Wishlist for architecture

segher · Post by **segher** » Sat Nov 06, 2010 9:38 am

This came up in the "we all hate XC because..." thread, but it's of course buried
there, so let's start a new topic.

A few things I noticed I would like in the architecture:

- Immediate arg instructions for pretty much everything, but especially lss, lsu,
and the various load (and maybe store) insns, like ld8u. There is of course not
space in the opcode map for 2-byte insns for these, but there is a lot of space
for 4-byte insns.
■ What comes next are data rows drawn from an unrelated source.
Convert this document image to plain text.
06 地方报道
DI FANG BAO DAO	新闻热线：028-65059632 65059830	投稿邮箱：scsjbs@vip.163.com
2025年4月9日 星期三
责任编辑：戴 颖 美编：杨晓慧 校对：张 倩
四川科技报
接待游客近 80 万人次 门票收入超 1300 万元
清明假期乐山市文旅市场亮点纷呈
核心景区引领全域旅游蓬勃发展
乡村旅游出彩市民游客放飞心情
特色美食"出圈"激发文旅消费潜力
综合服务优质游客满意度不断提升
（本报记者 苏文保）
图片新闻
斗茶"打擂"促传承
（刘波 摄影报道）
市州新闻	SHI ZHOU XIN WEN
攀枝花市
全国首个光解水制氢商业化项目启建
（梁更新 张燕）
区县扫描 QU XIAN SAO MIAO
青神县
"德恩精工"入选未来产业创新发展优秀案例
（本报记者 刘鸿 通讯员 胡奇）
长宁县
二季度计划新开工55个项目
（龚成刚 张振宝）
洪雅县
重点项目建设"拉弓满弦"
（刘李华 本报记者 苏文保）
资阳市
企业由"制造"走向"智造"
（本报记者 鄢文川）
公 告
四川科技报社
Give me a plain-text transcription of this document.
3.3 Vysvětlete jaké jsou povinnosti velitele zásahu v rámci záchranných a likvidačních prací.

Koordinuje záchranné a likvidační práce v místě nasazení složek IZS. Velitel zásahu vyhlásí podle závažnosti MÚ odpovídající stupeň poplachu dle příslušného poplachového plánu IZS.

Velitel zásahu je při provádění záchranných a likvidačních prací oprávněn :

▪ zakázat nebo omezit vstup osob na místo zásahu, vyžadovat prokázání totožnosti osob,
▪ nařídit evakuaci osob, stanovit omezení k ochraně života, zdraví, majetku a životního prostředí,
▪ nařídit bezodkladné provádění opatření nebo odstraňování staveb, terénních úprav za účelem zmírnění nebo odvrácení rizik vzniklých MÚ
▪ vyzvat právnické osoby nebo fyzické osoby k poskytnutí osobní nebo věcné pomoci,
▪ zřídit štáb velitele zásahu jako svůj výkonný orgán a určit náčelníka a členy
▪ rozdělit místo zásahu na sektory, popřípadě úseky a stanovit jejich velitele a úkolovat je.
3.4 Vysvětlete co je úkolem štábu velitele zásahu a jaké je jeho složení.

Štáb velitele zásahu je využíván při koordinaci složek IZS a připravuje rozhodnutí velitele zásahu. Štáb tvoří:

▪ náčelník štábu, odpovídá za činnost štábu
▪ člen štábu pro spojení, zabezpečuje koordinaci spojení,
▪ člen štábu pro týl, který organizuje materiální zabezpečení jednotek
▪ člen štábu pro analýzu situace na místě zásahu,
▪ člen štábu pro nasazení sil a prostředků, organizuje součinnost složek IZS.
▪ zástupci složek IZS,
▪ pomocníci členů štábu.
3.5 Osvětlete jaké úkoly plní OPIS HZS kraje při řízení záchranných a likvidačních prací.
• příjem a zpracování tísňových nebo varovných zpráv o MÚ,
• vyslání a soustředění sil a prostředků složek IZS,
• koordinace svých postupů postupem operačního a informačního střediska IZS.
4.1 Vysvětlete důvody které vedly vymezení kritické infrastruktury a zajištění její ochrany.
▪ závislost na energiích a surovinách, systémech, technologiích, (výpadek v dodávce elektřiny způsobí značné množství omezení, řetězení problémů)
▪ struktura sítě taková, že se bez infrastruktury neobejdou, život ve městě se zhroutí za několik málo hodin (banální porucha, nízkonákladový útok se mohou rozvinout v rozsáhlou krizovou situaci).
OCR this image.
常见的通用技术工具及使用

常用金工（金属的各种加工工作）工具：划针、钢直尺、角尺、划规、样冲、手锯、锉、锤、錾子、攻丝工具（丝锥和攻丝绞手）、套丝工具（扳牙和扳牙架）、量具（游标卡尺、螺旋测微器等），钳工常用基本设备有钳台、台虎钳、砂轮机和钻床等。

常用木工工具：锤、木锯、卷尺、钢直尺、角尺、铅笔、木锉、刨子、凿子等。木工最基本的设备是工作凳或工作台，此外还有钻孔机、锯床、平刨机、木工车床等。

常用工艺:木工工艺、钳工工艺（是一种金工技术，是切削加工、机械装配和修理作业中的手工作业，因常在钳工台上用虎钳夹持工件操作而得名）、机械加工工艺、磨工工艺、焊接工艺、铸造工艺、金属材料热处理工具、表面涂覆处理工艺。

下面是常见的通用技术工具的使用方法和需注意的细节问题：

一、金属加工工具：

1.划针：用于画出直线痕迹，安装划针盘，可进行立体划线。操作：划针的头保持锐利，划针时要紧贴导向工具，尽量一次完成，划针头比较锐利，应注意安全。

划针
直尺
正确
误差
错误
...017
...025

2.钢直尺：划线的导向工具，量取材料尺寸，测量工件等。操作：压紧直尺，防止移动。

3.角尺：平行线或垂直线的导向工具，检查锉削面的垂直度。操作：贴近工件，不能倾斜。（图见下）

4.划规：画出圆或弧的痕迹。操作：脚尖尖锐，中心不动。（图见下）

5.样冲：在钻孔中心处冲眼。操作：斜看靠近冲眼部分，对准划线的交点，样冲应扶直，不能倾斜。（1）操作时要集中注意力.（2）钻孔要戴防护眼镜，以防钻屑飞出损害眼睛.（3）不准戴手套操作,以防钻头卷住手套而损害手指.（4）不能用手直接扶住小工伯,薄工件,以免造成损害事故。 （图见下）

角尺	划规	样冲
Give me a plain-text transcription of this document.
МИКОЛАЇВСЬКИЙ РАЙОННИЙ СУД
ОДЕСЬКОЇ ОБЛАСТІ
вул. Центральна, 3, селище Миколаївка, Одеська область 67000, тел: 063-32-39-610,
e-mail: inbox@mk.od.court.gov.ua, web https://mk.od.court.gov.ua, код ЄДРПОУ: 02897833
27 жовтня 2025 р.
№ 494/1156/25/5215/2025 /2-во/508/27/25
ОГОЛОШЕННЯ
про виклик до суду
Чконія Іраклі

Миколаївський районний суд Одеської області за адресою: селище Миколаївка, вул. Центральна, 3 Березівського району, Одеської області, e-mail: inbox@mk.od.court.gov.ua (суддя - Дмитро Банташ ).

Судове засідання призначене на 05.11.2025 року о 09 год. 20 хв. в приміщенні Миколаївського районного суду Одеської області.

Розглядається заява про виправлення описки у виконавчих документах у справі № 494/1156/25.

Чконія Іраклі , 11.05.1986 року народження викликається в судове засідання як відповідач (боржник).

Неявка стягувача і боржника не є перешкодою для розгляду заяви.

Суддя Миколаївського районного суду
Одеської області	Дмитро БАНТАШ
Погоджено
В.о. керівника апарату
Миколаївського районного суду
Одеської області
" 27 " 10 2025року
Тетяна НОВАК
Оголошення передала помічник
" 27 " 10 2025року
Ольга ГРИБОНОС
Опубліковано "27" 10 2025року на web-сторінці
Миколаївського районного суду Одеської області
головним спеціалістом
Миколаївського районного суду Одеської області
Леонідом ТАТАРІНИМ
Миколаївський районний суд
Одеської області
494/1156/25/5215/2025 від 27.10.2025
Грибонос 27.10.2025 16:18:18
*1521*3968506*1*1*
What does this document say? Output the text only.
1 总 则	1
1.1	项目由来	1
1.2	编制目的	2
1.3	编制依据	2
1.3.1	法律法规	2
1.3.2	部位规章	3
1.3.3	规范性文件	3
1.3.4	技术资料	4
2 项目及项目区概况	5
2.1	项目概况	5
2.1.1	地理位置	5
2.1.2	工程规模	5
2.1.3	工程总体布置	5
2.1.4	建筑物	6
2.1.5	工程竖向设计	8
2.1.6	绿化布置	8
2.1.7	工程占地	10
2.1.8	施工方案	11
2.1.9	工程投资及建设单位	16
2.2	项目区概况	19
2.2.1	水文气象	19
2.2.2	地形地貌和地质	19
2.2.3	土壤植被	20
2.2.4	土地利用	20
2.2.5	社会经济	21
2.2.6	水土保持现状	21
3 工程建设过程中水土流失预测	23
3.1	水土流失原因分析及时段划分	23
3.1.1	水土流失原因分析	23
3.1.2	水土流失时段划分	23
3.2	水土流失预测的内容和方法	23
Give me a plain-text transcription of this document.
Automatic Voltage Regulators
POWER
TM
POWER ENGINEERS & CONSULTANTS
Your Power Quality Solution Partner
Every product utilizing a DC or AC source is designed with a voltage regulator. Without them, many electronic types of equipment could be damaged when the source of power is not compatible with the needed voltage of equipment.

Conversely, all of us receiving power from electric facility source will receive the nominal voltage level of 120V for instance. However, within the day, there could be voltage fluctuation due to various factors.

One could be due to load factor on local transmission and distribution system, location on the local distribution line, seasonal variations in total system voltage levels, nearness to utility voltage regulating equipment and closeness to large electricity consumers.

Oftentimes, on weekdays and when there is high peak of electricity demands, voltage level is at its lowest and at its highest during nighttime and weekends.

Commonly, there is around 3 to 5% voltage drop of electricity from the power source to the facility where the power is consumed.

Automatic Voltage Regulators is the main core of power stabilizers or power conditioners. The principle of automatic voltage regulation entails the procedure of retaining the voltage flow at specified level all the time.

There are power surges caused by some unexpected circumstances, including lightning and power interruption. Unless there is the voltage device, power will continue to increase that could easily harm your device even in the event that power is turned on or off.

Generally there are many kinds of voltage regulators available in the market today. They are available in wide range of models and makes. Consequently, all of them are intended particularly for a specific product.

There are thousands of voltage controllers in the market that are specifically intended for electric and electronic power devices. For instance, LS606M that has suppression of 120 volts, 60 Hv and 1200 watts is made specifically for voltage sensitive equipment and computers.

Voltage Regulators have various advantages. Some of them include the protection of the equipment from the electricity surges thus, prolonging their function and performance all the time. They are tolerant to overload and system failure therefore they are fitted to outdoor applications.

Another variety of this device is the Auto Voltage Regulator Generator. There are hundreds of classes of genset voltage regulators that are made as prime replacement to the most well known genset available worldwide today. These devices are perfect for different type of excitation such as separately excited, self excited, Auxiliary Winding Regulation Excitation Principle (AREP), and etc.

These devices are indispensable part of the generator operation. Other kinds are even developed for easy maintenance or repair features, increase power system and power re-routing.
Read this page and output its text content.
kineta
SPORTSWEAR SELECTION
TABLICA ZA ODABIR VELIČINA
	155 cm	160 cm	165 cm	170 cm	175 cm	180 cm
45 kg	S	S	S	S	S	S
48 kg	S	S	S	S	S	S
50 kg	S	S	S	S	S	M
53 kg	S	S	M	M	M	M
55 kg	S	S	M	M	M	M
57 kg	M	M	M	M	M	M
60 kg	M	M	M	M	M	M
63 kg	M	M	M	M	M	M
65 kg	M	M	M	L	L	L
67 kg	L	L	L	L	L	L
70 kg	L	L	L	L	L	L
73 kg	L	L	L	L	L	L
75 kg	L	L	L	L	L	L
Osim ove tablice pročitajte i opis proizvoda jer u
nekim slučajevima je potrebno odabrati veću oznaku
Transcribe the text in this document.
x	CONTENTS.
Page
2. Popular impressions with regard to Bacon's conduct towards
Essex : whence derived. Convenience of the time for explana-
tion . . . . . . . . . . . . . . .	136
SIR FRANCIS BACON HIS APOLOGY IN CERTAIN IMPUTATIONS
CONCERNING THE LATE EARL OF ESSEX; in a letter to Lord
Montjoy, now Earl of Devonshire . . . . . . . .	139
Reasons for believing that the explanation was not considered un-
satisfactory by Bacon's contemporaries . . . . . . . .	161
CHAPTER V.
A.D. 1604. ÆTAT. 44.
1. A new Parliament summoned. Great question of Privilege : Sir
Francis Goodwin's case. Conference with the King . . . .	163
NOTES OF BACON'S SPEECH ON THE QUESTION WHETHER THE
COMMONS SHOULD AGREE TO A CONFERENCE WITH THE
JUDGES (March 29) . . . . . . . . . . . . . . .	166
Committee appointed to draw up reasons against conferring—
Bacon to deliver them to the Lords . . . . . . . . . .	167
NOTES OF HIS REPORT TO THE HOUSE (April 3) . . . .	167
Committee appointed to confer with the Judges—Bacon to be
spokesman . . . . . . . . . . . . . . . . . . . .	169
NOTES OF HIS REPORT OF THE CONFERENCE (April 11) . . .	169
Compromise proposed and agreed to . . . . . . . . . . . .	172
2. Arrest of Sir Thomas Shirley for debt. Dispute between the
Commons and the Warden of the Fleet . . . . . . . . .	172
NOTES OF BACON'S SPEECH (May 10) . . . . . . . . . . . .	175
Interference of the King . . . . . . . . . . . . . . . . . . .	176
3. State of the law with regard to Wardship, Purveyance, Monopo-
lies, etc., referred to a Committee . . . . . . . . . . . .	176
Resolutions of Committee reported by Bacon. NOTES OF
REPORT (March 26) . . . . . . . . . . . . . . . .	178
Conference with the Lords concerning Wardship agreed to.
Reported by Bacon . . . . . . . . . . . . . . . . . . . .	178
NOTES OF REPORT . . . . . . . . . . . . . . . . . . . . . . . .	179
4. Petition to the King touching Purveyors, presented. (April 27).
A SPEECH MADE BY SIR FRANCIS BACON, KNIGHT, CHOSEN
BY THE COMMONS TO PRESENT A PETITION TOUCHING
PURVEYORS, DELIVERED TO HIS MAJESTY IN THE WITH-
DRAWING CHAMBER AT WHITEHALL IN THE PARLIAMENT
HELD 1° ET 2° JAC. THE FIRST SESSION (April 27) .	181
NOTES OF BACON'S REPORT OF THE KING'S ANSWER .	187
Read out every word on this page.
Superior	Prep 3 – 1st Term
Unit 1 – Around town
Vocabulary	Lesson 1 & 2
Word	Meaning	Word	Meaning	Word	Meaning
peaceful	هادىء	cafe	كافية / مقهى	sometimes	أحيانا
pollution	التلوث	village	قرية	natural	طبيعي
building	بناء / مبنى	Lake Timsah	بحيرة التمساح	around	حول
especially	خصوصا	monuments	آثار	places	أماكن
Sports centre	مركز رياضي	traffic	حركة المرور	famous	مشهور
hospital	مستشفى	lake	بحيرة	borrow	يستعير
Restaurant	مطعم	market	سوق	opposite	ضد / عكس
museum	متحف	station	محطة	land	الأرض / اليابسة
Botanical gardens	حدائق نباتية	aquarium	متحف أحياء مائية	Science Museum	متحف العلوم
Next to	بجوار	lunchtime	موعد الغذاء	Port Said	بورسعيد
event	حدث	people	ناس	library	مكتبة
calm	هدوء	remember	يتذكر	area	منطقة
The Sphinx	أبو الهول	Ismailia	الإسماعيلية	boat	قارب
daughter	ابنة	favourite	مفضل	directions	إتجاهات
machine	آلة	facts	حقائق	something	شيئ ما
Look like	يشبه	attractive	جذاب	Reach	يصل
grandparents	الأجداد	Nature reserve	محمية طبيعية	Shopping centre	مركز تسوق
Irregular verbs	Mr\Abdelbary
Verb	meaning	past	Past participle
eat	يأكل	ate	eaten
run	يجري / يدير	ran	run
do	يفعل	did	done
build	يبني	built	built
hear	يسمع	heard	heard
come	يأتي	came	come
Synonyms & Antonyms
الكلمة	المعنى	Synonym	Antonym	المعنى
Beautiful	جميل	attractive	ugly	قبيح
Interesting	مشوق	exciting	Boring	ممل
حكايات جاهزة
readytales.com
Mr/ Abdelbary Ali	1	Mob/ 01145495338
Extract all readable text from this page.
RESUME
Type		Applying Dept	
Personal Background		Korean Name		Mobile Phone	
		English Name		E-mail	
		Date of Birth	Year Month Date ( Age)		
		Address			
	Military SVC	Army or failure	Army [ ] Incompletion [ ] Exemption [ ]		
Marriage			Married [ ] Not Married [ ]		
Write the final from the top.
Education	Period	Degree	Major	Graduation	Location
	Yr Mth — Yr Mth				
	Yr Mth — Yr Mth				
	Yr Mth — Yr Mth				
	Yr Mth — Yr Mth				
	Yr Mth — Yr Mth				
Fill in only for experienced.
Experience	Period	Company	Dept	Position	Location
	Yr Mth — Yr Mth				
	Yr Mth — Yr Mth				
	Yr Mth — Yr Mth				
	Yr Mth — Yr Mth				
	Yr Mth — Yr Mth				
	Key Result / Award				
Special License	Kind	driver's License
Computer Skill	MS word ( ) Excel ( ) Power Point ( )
The advantages of having such insns:
- Not always is the immediate 0 (but some other small number, say 4), so it
will always take an extra register load insn currently, you cannot reuse the reg
you load the imm in for a few ops (or even blow a whole reg globally to hold
the value, like you can do for 0);
- It will take the same space as a pair of load immediate, op-with-reg insns,
but it is (or can be) faster;
- It makes life slightly easier for compilers.

- Performance monitor counters. Some obvious ones: count cycles, count instructions,
count (cycles spent on) filler nops, count cycles waiting for resources (per resource?).
Perhaps trap to debug mode when a counter reaches some (power of two?) value.
Some of these should be per thread, but the resource ones not I suppose.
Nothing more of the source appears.